El tema del progreso es extensivo a todo el arte. ¿Por qué pueden convivir obras de hace siglos con las del presente? ¿Por qué las de hoy no son superiores, o no hacen olvidar a las antiguas, después de tanta experiencia? Monjeau plantea, basándose en Karl Popper y en E. H. Gombrich, que en realidad la historia del arte depende en gran medida de las relaciones que las obras tienen entre sí. Es decir, en el caso puntual de la música, las obras siempre están reescribiendo composiciones anteriores, actualizándolas o poniéndolas a distancia.

En ese sentido, Monjeau recuerda cómo hasta 1829 la música anterior era sólo una cuestión de compositores: no se interpretaba en público. La fecha corresponde al concierto en que Felix Mendelssohn "exhumó y dirigió «La Pasión según San Mateo» en Berlín, exactamente un siglo después de su estreno en Leipzig, y estableció la práctica de tocar música antigua en los conciertos. Hasta entonces la historia musical había transcurrido como un asunto más bien privado de los compositores. La música de Bach se transmitió a las generaciones posteriores gracias a un reducido y devoto puñado de músicos".

Ese "pase del testigo", esa privacidad, demuestra hasta qué punto opera la idea de diálogo entre las obras. En su primer movimiento, era de consumo interno; en un segundo, se hizo extensivo al público, con la apertura de nuevos interrogantes, pese a que Walter Benjamin haya dicho que ninguna sinfonía está dedicada a quien la escucha, una concepción que Monjeau pone en duda.

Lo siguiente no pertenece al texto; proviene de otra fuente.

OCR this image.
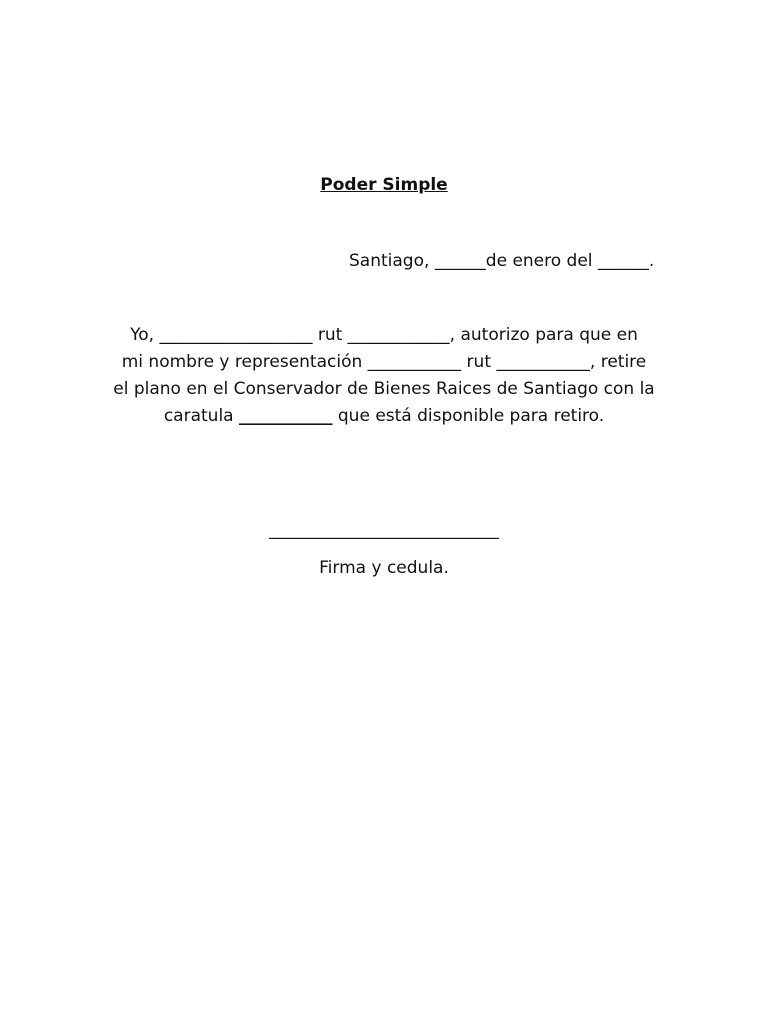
Poder Simple
Santiago, ______de enero del ______.
Yo, __________________ rut ____________, autorizo para que en
mi nombre y representación ___________ rut ___________, retire
el plano en el Conservador de Bienes Raices de Santiago con la
caratula ___________ que está disponible para retiro.
___________________________
Firma y cedula.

El análisis de Monjeau, ejemplificado con transcripciones musicales que no entorpecen la lectura del no especialista, hace recordar a la esfera pensada por Pascal, según la definía Borges, una circunferencia cuyo centro está en todas partes y en ninguna, quizá porque es la "inminencia de una revelación que no se produce" y porque la música, como la literatura, es un arte capaz de parodiarse, exaltarse, simular y cortejar su fin (otra vez Borges).